When matching significant amounts of descriptors, it is desired that they reside continuously in memory for performance reasons (think cache-friendly data locality and coherence). This is where descriptor batches come into play. While descriptors are optimized for faster creation and destruction, batches are optimized for long life and better descriptor data representation for the hardware.

A batch is created by the factory like any other object. Aside from type, a size of the batch should be specified. Size is a memory reservation this batch makes for its data. It is impossible to add more data than specified by this reservation.

Next, the batch must be populated with data. You have the following options:

add an existing descriptor to the batch;
load batch contents from an archive.

The following notes should be kept in mind:

When adding an existing descriptor, its data is copied into the batch. This means that the descriptor object may be safely released.
When adding the first descriptor to an empty batch, initial memory allocation occurs. Before that moment the batch does not allocate. At the same moment, internal descriptor helper parameters are copied into the batch (if there are any). This effectively determines compatibility possibilities of the batch. When the batch is initialized, it does not accept incompatible descriptors.

After initialization, a batch may be matched pretty much the same way as a simple descriptor.

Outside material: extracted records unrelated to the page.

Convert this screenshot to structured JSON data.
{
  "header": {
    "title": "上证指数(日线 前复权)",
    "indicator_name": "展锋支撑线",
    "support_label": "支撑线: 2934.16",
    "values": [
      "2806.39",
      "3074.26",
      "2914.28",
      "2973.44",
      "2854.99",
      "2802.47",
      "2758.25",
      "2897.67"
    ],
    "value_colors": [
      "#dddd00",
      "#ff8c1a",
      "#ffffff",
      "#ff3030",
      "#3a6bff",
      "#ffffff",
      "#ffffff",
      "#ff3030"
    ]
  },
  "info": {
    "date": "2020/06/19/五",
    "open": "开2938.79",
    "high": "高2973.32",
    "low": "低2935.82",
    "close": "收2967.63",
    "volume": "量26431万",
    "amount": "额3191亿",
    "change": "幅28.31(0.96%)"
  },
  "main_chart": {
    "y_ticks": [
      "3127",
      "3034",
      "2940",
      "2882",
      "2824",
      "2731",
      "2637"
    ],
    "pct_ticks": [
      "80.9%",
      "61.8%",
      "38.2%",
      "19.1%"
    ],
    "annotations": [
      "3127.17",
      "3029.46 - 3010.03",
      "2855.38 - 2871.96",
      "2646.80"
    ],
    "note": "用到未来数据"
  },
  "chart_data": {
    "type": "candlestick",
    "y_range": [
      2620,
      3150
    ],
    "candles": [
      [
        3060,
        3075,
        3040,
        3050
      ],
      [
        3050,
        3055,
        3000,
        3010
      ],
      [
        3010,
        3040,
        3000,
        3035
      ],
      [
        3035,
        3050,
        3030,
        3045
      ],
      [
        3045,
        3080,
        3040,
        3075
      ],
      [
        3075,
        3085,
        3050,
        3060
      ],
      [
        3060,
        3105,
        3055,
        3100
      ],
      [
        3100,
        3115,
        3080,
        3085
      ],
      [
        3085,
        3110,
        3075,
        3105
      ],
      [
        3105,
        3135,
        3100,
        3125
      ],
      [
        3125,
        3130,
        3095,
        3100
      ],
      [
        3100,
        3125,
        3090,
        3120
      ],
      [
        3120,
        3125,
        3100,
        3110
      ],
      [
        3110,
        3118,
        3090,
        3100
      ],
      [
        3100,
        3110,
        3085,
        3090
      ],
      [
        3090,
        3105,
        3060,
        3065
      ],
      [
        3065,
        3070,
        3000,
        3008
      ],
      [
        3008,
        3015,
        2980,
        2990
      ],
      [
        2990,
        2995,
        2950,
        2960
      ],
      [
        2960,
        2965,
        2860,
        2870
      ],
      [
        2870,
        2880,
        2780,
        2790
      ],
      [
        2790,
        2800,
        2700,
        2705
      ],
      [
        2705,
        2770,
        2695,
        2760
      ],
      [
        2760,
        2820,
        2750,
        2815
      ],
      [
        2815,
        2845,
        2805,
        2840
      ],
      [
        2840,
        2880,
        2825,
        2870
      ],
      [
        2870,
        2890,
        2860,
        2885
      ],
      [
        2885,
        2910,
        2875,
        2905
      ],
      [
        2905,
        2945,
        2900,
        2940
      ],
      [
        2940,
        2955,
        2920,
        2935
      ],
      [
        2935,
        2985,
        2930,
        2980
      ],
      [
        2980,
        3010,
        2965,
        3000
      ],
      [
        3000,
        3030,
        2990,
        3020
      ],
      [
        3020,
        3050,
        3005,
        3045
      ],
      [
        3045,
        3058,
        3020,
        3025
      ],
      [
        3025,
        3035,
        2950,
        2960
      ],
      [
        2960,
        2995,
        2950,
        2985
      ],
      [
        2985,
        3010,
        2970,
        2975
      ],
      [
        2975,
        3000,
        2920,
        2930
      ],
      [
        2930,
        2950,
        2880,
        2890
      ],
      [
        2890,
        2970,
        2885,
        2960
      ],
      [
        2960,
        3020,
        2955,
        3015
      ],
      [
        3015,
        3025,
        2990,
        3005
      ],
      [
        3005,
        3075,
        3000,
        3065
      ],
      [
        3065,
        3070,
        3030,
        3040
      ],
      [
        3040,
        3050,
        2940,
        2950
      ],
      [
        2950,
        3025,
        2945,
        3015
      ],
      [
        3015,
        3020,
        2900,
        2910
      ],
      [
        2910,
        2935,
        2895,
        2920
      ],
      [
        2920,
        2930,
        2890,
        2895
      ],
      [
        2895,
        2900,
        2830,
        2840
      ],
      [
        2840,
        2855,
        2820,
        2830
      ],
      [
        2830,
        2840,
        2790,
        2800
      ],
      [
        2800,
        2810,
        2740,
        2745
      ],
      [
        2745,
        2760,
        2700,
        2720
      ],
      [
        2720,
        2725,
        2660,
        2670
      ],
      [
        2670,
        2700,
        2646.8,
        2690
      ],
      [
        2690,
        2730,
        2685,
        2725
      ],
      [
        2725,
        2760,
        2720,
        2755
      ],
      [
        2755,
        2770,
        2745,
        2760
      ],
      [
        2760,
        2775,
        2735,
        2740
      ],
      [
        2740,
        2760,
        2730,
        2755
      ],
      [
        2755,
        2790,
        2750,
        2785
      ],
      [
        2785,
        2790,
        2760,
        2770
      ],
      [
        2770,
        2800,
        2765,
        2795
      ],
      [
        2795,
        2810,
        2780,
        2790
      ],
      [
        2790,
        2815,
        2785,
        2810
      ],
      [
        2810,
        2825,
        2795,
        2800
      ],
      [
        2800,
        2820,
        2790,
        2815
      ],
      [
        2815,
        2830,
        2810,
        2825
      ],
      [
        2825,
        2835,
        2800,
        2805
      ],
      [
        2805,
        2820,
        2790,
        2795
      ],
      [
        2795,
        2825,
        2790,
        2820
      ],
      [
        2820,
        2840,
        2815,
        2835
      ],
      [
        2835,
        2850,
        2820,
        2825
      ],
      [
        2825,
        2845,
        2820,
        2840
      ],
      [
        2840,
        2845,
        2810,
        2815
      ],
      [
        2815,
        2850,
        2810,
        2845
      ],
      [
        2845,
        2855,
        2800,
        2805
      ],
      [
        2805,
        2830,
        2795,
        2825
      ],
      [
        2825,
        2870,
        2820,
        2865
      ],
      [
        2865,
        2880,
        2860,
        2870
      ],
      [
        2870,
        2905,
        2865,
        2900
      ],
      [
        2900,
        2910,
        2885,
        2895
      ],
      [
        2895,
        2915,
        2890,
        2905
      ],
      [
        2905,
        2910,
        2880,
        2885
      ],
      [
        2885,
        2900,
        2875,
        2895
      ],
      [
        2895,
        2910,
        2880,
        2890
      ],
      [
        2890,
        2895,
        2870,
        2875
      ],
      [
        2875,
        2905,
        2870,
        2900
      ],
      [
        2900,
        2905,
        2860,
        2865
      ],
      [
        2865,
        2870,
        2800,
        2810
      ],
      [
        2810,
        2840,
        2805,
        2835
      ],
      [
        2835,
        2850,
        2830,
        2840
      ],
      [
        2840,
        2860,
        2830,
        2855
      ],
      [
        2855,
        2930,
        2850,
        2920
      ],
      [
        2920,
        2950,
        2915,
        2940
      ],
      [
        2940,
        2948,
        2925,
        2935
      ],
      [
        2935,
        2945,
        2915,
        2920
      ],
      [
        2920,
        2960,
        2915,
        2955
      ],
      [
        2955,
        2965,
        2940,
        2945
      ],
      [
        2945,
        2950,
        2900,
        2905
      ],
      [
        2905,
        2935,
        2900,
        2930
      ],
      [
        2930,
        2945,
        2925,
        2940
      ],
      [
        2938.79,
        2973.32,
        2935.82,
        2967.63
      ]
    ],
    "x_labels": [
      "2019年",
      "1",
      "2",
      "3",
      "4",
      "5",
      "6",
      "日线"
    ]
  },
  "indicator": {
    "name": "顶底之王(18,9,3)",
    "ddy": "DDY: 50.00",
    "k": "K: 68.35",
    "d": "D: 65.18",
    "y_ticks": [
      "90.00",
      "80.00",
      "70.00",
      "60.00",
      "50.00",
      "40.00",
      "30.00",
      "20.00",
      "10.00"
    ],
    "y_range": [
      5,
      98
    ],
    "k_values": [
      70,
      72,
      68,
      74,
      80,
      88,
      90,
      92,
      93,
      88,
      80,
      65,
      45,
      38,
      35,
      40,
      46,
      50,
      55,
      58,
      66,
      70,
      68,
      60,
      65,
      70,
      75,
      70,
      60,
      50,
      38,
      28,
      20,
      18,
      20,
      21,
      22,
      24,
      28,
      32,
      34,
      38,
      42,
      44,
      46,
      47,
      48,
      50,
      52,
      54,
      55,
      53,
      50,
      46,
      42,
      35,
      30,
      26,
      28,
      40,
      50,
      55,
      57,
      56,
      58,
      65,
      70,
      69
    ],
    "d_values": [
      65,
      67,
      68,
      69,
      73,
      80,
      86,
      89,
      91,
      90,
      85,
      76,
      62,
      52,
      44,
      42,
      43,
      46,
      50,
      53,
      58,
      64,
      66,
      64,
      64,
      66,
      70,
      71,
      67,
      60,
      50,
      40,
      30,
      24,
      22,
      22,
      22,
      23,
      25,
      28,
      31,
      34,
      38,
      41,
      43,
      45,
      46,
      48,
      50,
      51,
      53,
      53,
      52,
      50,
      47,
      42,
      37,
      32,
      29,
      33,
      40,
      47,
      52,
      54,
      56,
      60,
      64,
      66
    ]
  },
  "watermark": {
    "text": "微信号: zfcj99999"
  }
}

Like any other data storage object, a descriptor batch implements the ::clear() method. An effect of this method is the batch translation to a non-initialized state except memory deallocation. In other words, batch capacity stays the same, and no memory is reallocated. However, an actual number of descriptors in the batch and their parameters are reset. This allows re-populating the batch.

Memory deallocation takes place when a batch is released.

Care should be taken when serializing and deserializing batches. When a batch is created, it is assigned with a fixed-size memory buffer. The size of the buffer is embedded into the batch BLOB when it is saved. So, when allocating a batch object for reading the BLOB into, make sure its size is at least the same as it was for the batch saved to the BLOB (even if it was not full at the moment). Otherwise, loading fails. Naturally, it is okay to deserialize a smaller batch into a larger another batch this way.

Descriptor Extraction#

Descriptor extractor is the entity responsible for descriptor extraction. Like any other object, it is created by the factory. To extract a descriptor, aside from the source image, you need:

a face detection area inside the image (see chapter "Detection facility")
a pre-allocated descriptor (see section "Descriptor")
a pre-computed landmarks (see chapter "Image warping")

A descriptor extractor object is responsible for this activity. It is represented by the straightforward IDescriptorExtractor interface with only one method extract(). Note, that the descriptor object must be created prior to calling extract() by calling an appropriate factory method.

Landmarks are used as a set of coordinates of object points of interest, that in turn determine source image areas, the descriptor is extracted from. This allows extracting only data that matters most for a particular type of object. For example, for a human face we would want to know at least definitive properties of eyes, nose, and mouth to be able to compare it to another face. Thus, we should first invoke a feature extractor to locate where eyes, nose, and mouth are and put these coordinates into landmarks. Then the descriptor extractor takes those coordinates and builds a descriptor around them.

Descriptor extraction is one of the most computation-heavy operations. For this reason, threading might be considered. Be aware that descriptor extraction is not thread-safe, so you have to create an extractor object per a worker thread.

It should be noted, that the face detection area and the landmarks are required only for image warping, the preparation stage for descriptor extraction (see section "Image warping"). If the source image is already warped, it is possible to skip these parameters. For that purpose, the IDescriptorExtractor interface provides a special extractFromWarpedImage() method.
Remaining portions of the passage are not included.